Now, as Pontus Skoglund of Uppsala University in Sweden and his colleagues have shown, a population of hunter-gatherers came from somewhere and spread from the Middle East into Scandinavia in advance of the agriculturalists and they were genetically very distinct from the agriculturalists who followed them. Taken in isolation, this study probably wouldn't mean much and could be explained away as sampling error. However, this is not the first study to reach this conclusion - similar results have been found in Germany and elsewhere.

Abstract
Prehistoric population structure associated with the transition to an agricultural lifestyle in Europe remains contentious. Population-genomic data from eleven Scandinavian Stone-Age human remains suggest that hunter-gatherers had lower genetic diversity than farmers. Despite their close geographical proximity, the genetic differentiation between the two Stone-Age groups was greater than that observed among extant European populations.
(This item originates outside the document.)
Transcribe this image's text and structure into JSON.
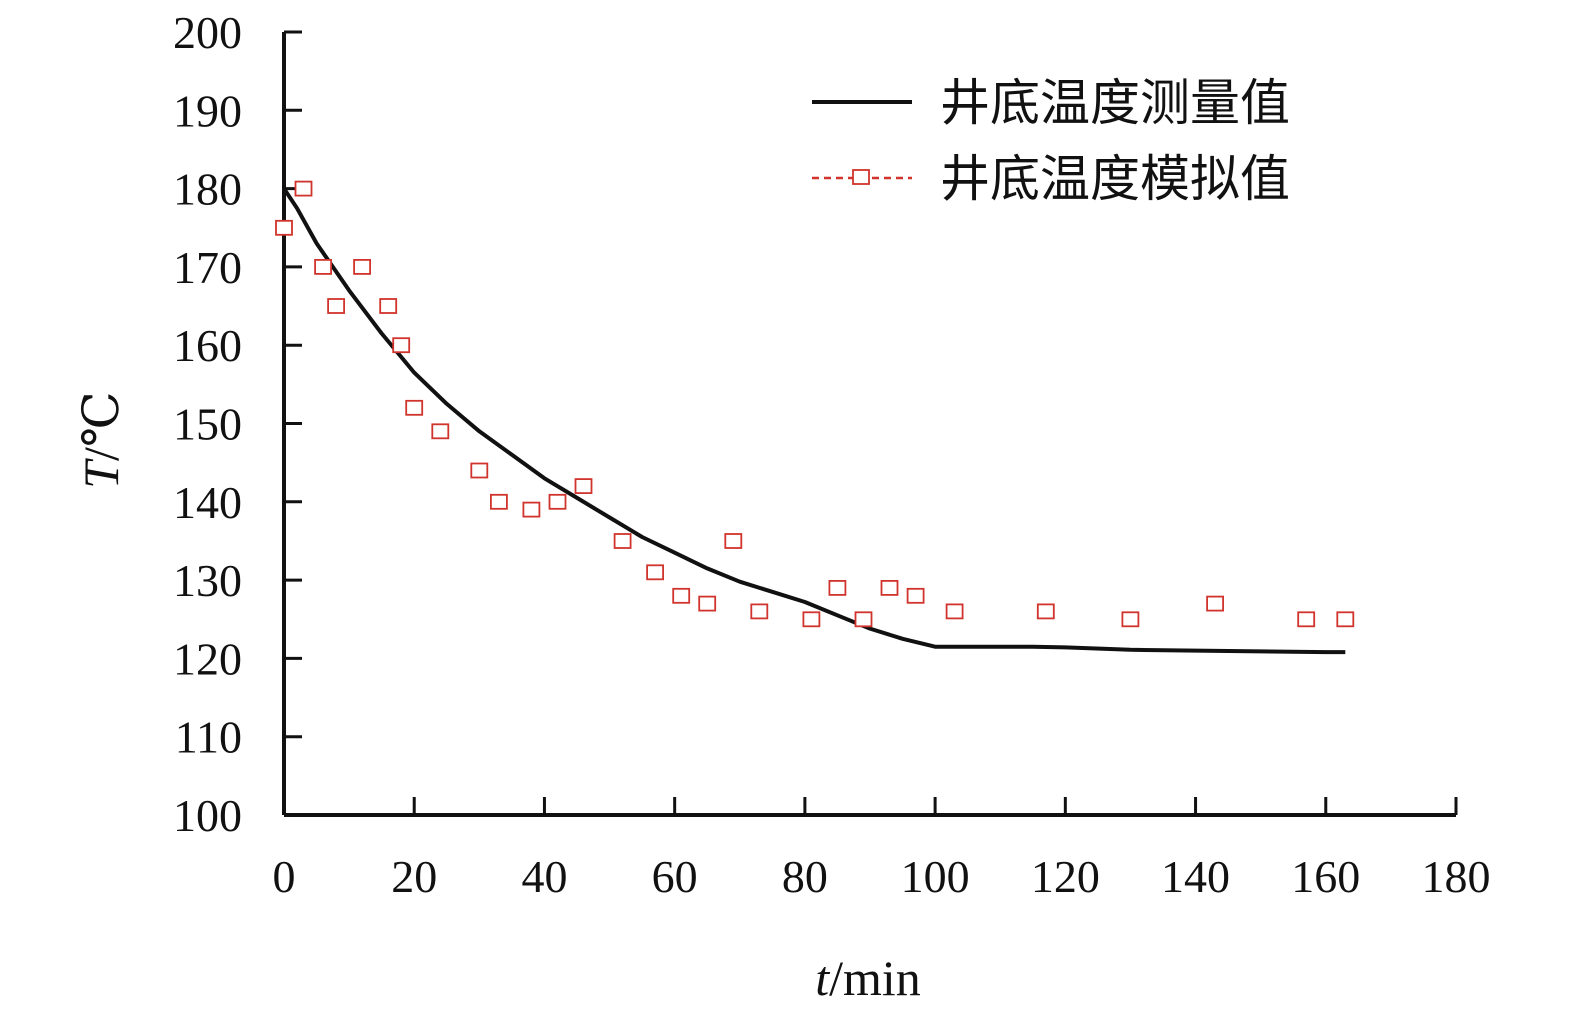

Additionally, the Scandinavian Neolithic farmers exhibited a greater degree of hunter-gatherer-related admixture than that of the Tyrolean Iceman, who also originated from a farming context. In contrast, Scandinavian hunter-gatherers displayed no significant evidence of introgression from farmers. Our findings suggest that Stone-Age foraging groups were historically in low numbers, likely due to oscillating living conditions or restricted carrying-capacity, and that they were partially incorporated into expanding farming groups.

Skoglund, P., et al; Genomic Diversity and Admixture Differs for Stone-Age Scandinavian Foragers and Farmers
Science 24 April 2014. DOI: 10.1126/science.1253448

The question then is where did these hunter-gatherers come from, and hunter-gatherers moreover that were from a very different genetic line to the agriculturalists who, presumably, were the descendant of Noah and his family? How did this genetic diversity arise so quickly, what with evolution being impossible and no new information being able to arise because it's forbidden by the Second Law of Thermodynamics or Information Theory, or whatever the currently fashionable creationist reason for declaring it impossible is?

Or, if impossible evolution occurred at the warp speed normally offered up to explain this apparent rapid genetic diversity in post-Flood living things, why do we see no transitional forms with genomes intermediate between that of the hunter-gatherers and the subsequent agriculturalists?

And, if we forget for a moment that the Ark survivors must have been agriculturalists already and say some of them must have given rise to the hunter-gatherers while others went of to discover agriculture, there wouldn't have been enough agriculturalists to even consider building that enormous tower, because we would be looking at a local population of a mere few thousand at the most, not nearly enough even to do the building, let alone to sustain an economy capable of supporting such a huge economically non-productive workforce.

I wonder how many creationist can solve this conundrum and how many of those who can't will accept that this little bit of science utterly refutes their biblical creation myth. Anyone prepared to bet that the answers to both these will be as close to zero as makes no difference?